= Meir Yechiel Halevi Halstock =

Hassidic rabbi

Meir Yechiel Halevi Halstock (1852-11 March 1928) also known as the Ostrovtser Rebbe was a Hassidic rabbi who spent much of his life based in the city of Ostrowiec Świętokrzyski.

== Early life ==
Halstock was born in Savin, near Kraków where his father and grandfather before him worked as bakers.
At the age of 10 he began to study with Rabbi Elimelech of Grodzisk.

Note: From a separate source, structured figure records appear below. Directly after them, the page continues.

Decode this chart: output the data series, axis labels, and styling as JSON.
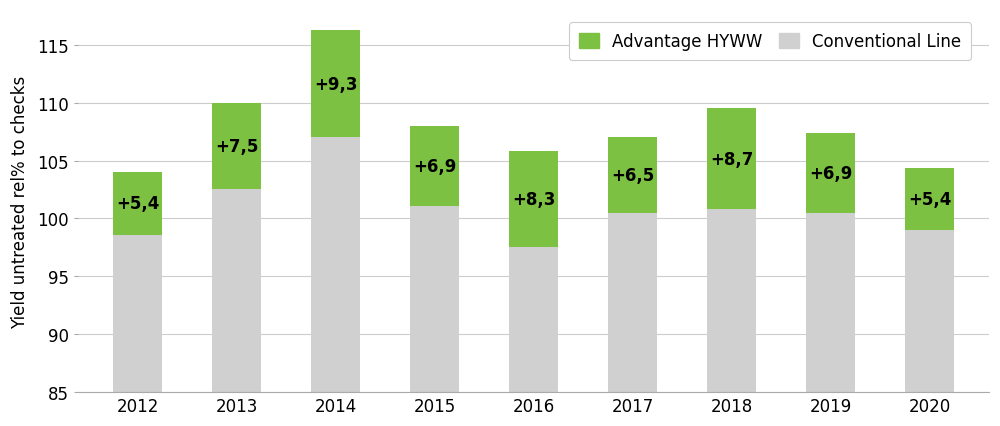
{
  "years": [
    "2012",
    "2013",
    "2014",
    "2015",
    "2016",
    "2017",
    "2018",
    "2019",
    "2020"
  ],
  "conventional_tops": [
    98.6,
    102.5,
    107.0,
    101.1,
    97.5,
    100.5,
    100.8,
    100.5,
    99.0
  ],
  "advantages": [
    5.4,
    7.5,
    9.3,
    6.9,
    8.3,
    6.5,
    8.7,
    6.9,
    5.4
  ],
  "labels": [
    "+5,4",
    "+7,5",
    "+9,3",
    "+6,9",
    "+8,3",
    "+6,5",
    "+8,7",
    "+6,9",
    "+5,4"
  ],
  "ymin": 85,
  "ymax": 118,
  "yticks": [
    85,
    90,
    95,
    100,
    105,
    110,
    115
  ],
  "ylabel": "Yield untreated rel% to checks",
  "bar_color_gray": "#d0d0d0",
  "bar_color_green": "#7dc142",
  "legend_label_green": "Advantage HYWW",
  "legend_label_gray": "Conventional Line",
  "background_color": "#ffffff",
  "grid_color": "#cccccc",
  "label_fontsize": 12,
  "axis_fontsize": 12,
  "legend_fontsize": 12,
  "bar_width": 0.5
}
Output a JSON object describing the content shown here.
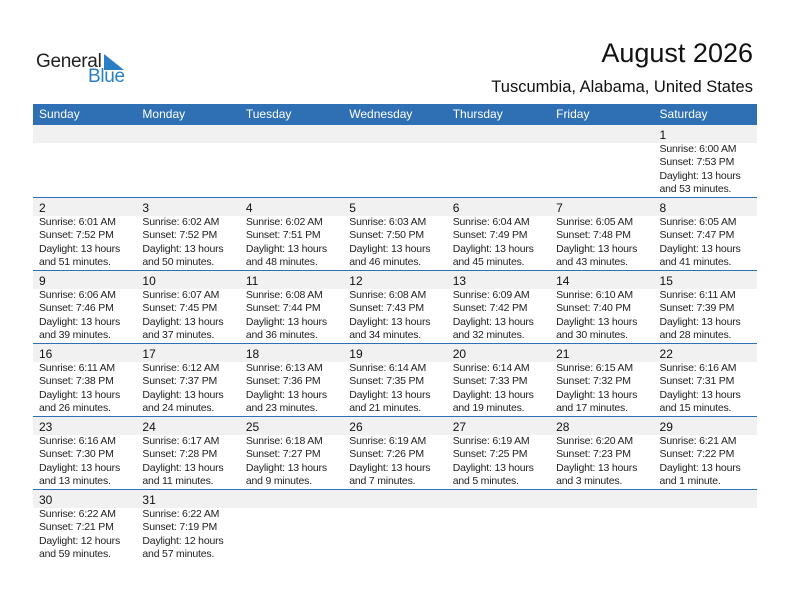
{
  "logo": {
    "general": "General",
    "blue": "Blue"
  },
  "header": {
    "title": "August 2026",
    "location": "Tuscumbia, Alabama, United States"
  },
  "colors": {
    "accent": "#2e70b3",
    "logo_blue": "#2a7fc4",
    "band": "#f1f1f1"
  },
  "weekdays": [
    "Sunday",
    "Monday",
    "Tuesday",
    "Wednesday",
    "Thursday",
    "Friday",
    "Saturday"
  ],
  "weeks": [
    [
      null,
      null,
      null,
      null,
      null,
      null,
      {
        "day": "1",
        "sunrise": "Sunrise: 6:00 AM",
        "sunset": "Sunset: 7:53 PM",
        "daylight": "Daylight: 13 hours",
        "minutes": "and 53 minutes."
      }
    ],
    [
      {
        "day": "2",
        "sunrise": "Sunrise: 6:01 AM",
        "sunset": "Sunset: 7:52 PM",
        "daylight": "Daylight: 13 hours",
        "minutes": "and 51 minutes."
      },
      {
        "day": "3",
        "sunrise": "Sunrise: 6:02 AM",
        "sunset": "Sunset: 7:52 PM",
        "daylight": "Daylight: 13 hours",
        "minutes": "and 50 minutes."
      },
      {
        "day": "4",
        "sunrise": "Sunrise: 6:02 AM",
        "sunset": "Sunset: 7:51 PM",
        "daylight": "Daylight: 13 hours",
        "minutes": "and 48 minutes."
      },
      {
        "day": "5",
        "sunrise": "Sunrise: 6:03 AM",
        "sunset": "Sunset: 7:50 PM",
        "daylight": "Daylight: 13 hours",
        "minutes": "and 46 minutes."
      },
      {
        "day": "6",
        "sunrise": "Sunrise: 6:04 AM",
        "sunset": "Sunset: 7:49 PM",
        "daylight": "Daylight: 13 hours",
        "minutes": "and 45 minutes."
      },
      {
        "day": "7",
        "sunrise": "Sunrise: 6:05 AM",
        "sunset": "Sunset: 7:48 PM",
        "daylight": "Daylight: 13 hours",
        "minutes": "and 43 minutes."
      },
      {
        "day": "8",
        "sunrise": "Sunrise: 6:05 AM",
        "sunset": "Sunset: 7:47 PM",
        "daylight": "Daylight: 13 hours",
        "minutes": "and 41 minutes."
      }
    ],
    [
      {
        "day": "9",
        "sunrise": "Sunrise: 6:06 AM",
        "sunset": "Sunset: 7:46 PM",
        "daylight": "Daylight: 13 hours",
        "minutes": "and 39 minutes."
      },
      {
        "day": "10",
        "sunrise": "Sunrise: 6:07 AM",
        "sunset": "Sunset: 7:45 PM",
        "daylight": "Daylight: 13 hours",
        "minutes": "and 37 minutes."
      },
      {
        "day": "11",
        "sunrise": "Sunrise: 6:08 AM",
        "sunset": "Sunset: 7:44 PM",
        "daylight": "Daylight: 13 hours",
        "minutes": "and 36 minutes."
      },
      {
        "day": "12",
        "sunrise": "Sunrise: 6:08 AM",
        "sunset": "Sunset: 7:43 PM",
        "daylight": "Daylight: 13 hours",
        "minutes": "and 34 minutes."
      },
      {
        "day": "13",
        "sunrise": "Sunrise: 6:09 AM",
        "sunset": "Sunset: 7:42 PM",
        "daylight": "Daylight: 13 hours",
        "minutes": "and 32 minutes."
      },
      {
        "day": "14",
        "sunrise": "Sunrise: 6:10 AM",
        "sunset": "Sunset: 7:40 PM",
        "daylight": "Daylight: 13 hours",
        "minutes": "and 30 minutes."
      },
      {
        "day": "15",
        "sunrise": "Sunrise: 6:11 AM",
        "sunset": "Sunset: 7:39 PM",
        "daylight": "Daylight: 13 hours",
        "minutes": "and 28 minutes."
      }
    ],
    [
      {
        "day": "16",
        "sunrise": "Sunrise: 6:11 AM",
        "sunset": "Sunset: 7:38 PM",
        "daylight": "Daylight: 13 hours",
        "minutes": "and 26 minutes."
      },
      {
        "day": "17",
        "sunrise": "Sunrise: 6:12 AM",
        "sunset": "Sunset: 7:37 PM",
        "daylight": "Daylight: 13 hours",
        "minutes": "and 24 minutes."
      },
      {
        "day": "18",
        "sunrise": "Sunrise: 6:13 AM",
        "sunset": "Sunset: 7:36 PM",
        "daylight": "Daylight: 13 hours",
        "minutes": "and 23 minutes."
      },
      {
        "day": "19",
        "sunrise": "Sunrise: 6:14 AM",
        "sunset": "Sunset: 7:35 PM",
        "daylight": "Daylight: 13 hours",
        "minutes": "and 21 minutes."
      },
      {
        "day": "20",
        "sunrise": "Sunrise: 6:14 AM",
        "sunset": "Sunset: 7:33 PM",
        "daylight": "Daylight: 13 hours",
        "minutes": "and 19 minutes."
      },
      {
        "day": "21",
        "sunrise": "Sunrise: 6:15 AM",
        "sunset": "Sunset: 7:32 PM",
        "daylight": "Daylight: 13 hours",
        "minutes": "and 17 minutes."
      },
      {
        "day": "22",
        "sunrise": "Sunrise: 6:16 AM",
        "sunset": "Sunset: 7:31 PM",
        "daylight": "Daylight: 13 hours",
        "minutes": "and 15 minutes."
      }
    ],
    [
      {
        "day": "23",
        "sunrise": "Sunrise: 6:16 AM",
        "sunset": "Sunset: 7:30 PM",
        "daylight": "Daylight: 13 hours",
        "minutes": "and 13 minutes."
      },
      {
        "day": "24",
        "sunrise": "Sunrise: 6:17 AM",
        "sunset": "Sunset: 7:28 PM",
        "daylight": "Daylight: 13 hours",
        "minutes": "and 11 minutes."
      },
      {
        "day": "25",
        "sunrise": "Sunrise: 6:18 AM",
        "sunset": "Sunset: 7:27 PM",
        "daylight": "Daylight: 13 hours",
        "minutes": "and 9 minutes."
      },
      {
        "day": "26",
        "sunrise": "Sunrise: 6:19 AM",
        "sunset": "Sunset: 7:26 PM",
        "daylight": "Daylight: 13 hours",
        "minutes": "and 7 minutes."
      },
      {
        "day": "27",
        "sunrise": "Sunrise: 6:19 AM",
        "sunset": "Sunset: 7:25 PM",
        "daylight": "Daylight: 13 hours",
        "minutes": "and 5 minutes."
      },
      {
        "day": "28",
        "sunrise": "Sunrise: 6:20 AM",
        "sunset": "Sunset: 7:23 PM",
        "daylight": "Daylight: 13 hours",
        "minutes": "and 3 minutes."
      },
      {
        "day": "29",
        "sunrise": "Sunrise: 6:21 AM",
        "sunset": "Sunset: 7:22 PM",
        "daylight": "Daylight: 13 hours",
        "minutes": "and 1 minute."
      }
    ],
    [
      {
        "day": "30",
        "sunrise": "Sunrise: 6:22 AM",
        "sunset": "Sunset: 7:21 PM",
        "daylight": "Daylight: 12 hours",
        "minutes": "and 59 minutes."
      },
      {
        "day": "31",
        "sunrise": "Sunrise: 6:22 AM",
        "sunset": "Sunset: 7:19 PM",
        "daylight": "Daylight: 12 hours",
        "minutes": "and 57 minutes."
      },
      null,
      null,
      null,
      null,
      null
    ]
  ]
}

At the age of 28 he was appointed the rabbi of Sakranovitz. Because of his youth the town requested that he get semicha from a number of specific rabbis including Josua Heschel Kuttner, who wrote "how can a fly with his wings cut off give testimony about an eagle that soars in the sky".

== Rabbi of Ostrowiec ==
Halstock was appointed the rabbi of Ostrowiec in south central Poland. He was extreme in his ascetic worldview. For the last 40 years of his life he would not eat through the day, and would only have a small meal at night. The exception to this was during Shabbat and the festivals.

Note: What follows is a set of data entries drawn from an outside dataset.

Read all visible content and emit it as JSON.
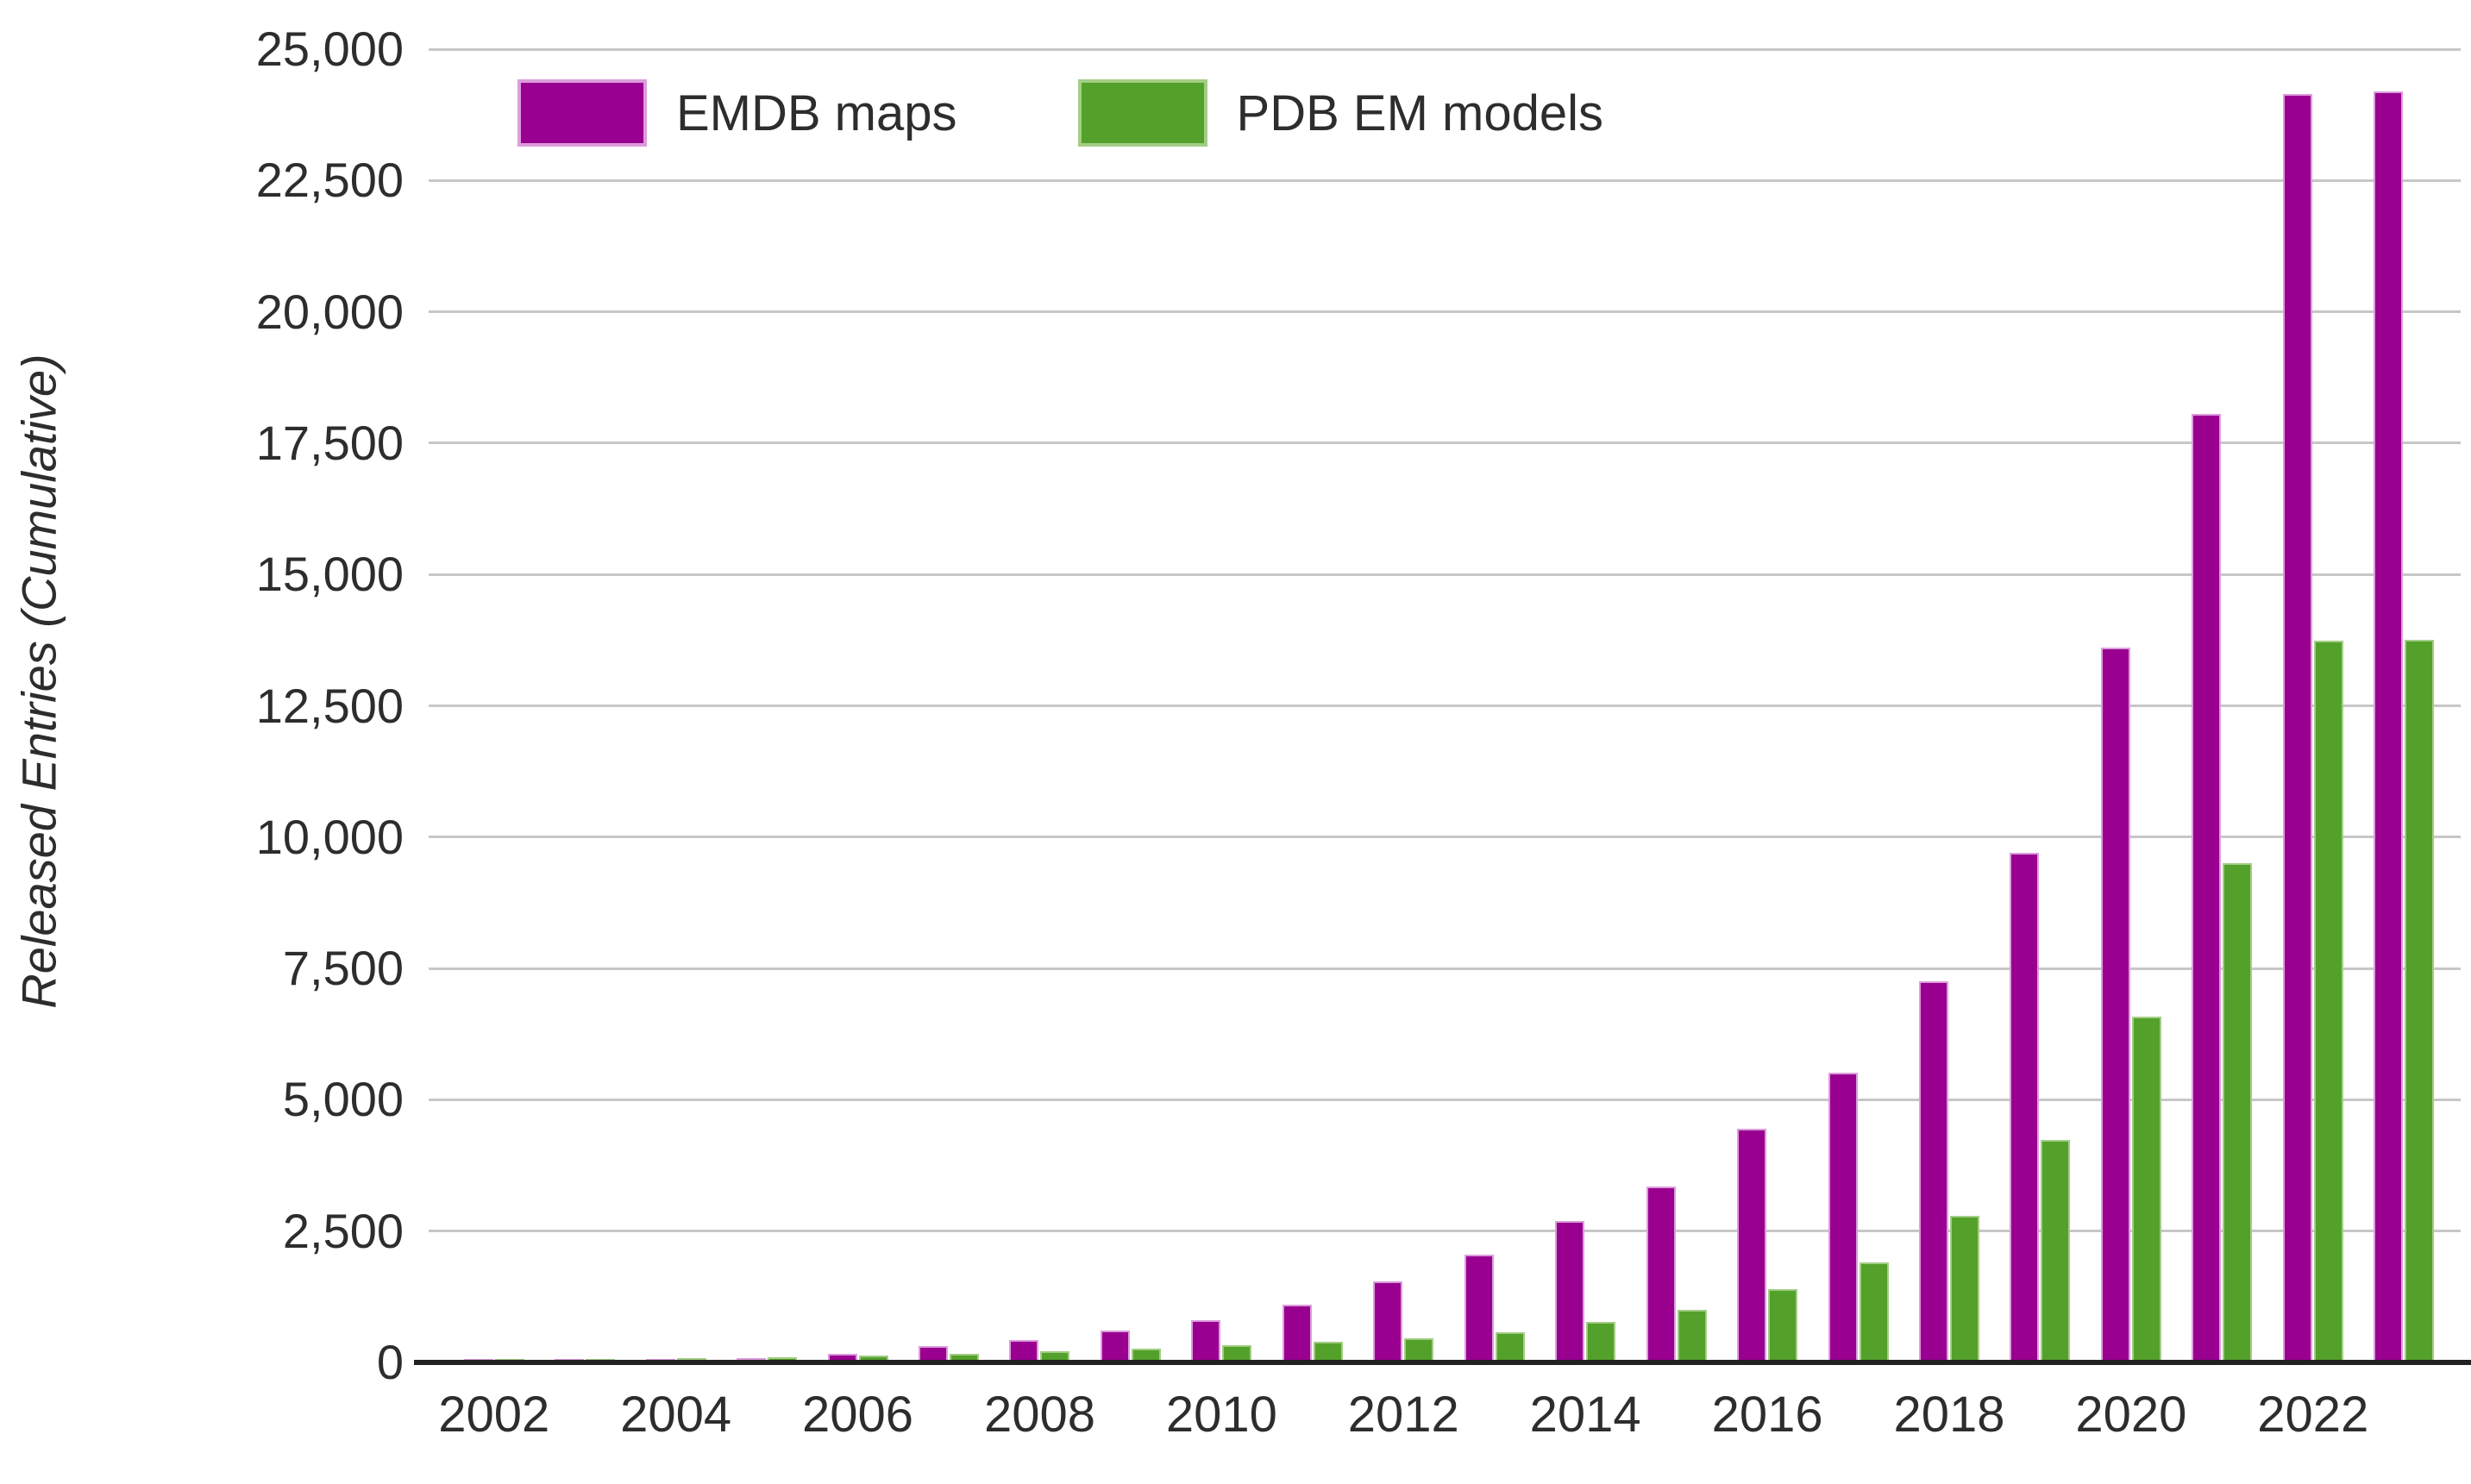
{
  "chart_data": {
    "type": "bar",
    "title": "",
    "xlabel": "",
    "ylabel": "Released Entries (Cumulative)",
    "ylim": [
      0,
      25000
    ],
    "ytick_step": 2500,
    "ytick_labels": [
      "0",
      "2,500",
      "5,000",
      "7,500",
      "10,000",
      "12,500",
      "15,000",
      "17,500",
      "20,000",
      "22,500",
      "25,000"
    ],
    "xtick_labels": [
      "2002",
      "2004",
      "2006",
      "2008",
      "2010",
      "2012",
      "2014",
      "2016",
      "2018",
      "2020",
      "2022"
    ],
    "categories": [
      "2002",
      "2003",
      "2004",
      "2005",
      "2006",
      "2007",
      "2008",
      "2009",
      "2010",
      "2011",
      "2012",
      "2013",
      "2014",
      "2015",
      "2016",
      "2017",
      "2018",
      "2019",
      "2020",
      "2021",
      "2022",
      "2023"
    ],
    "grid": "horizontal",
    "legend_position": "top-left-inside",
    "series": [
      {
        "name": "EMDB maps",
        "color": "#990090",
        "border_color": "#dc9ddc",
        "values": [
          10,
          30,
          50,
          90,
          160,
          310,
          430,
          600,
          800,
          1100,
          1550,
          2050,
          2700,
          3350,
          4450,
          5520,
          7250,
          9700,
          13600,
          18050,
          24150,
          24200
        ]
      },
      {
        "name": "PDB EM models",
        "color": "#53a02a",
        "border_color": "#a3cd85",
        "values": [
          45,
          60,
          75,
          105,
          130,
          160,
          215,
          270,
          330,
          390,
          465,
          570,
          775,
          1000,
          1400,
          1900,
          2790,
          4240,
          6580,
          9500,
          13740,
          13760
        ]
      }
    ]
  },
  "style": {
    "gridline_color": "#c7c7c7",
    "axis_line_color": "#212121",
    "text_color": "#2d2d2d",
    "background": "#ffffff"
  }
}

By the end of his life many of his organs had shut down because of the years of fasting, and he was left bed ridden and constantly cold.

Halstock used gematria (numerology based on the Hebrew alphabet) and mathematical formulas to explain passages in the Talmud.

He donated a portion of his wages to charities in Israel during the British Mandate for Palestine.

Following his death he was succeeded in his position by his son, Yehezkel, who was murdered by the Nazis.

== Desecration of grave ==
Halstock's grave has been desecrated a number of times by the local Polish community.

His grave was destroyed during the Holocaust and was rededicated by the surviving community after the war. In 2018 the grave was again desecrated by local vandals.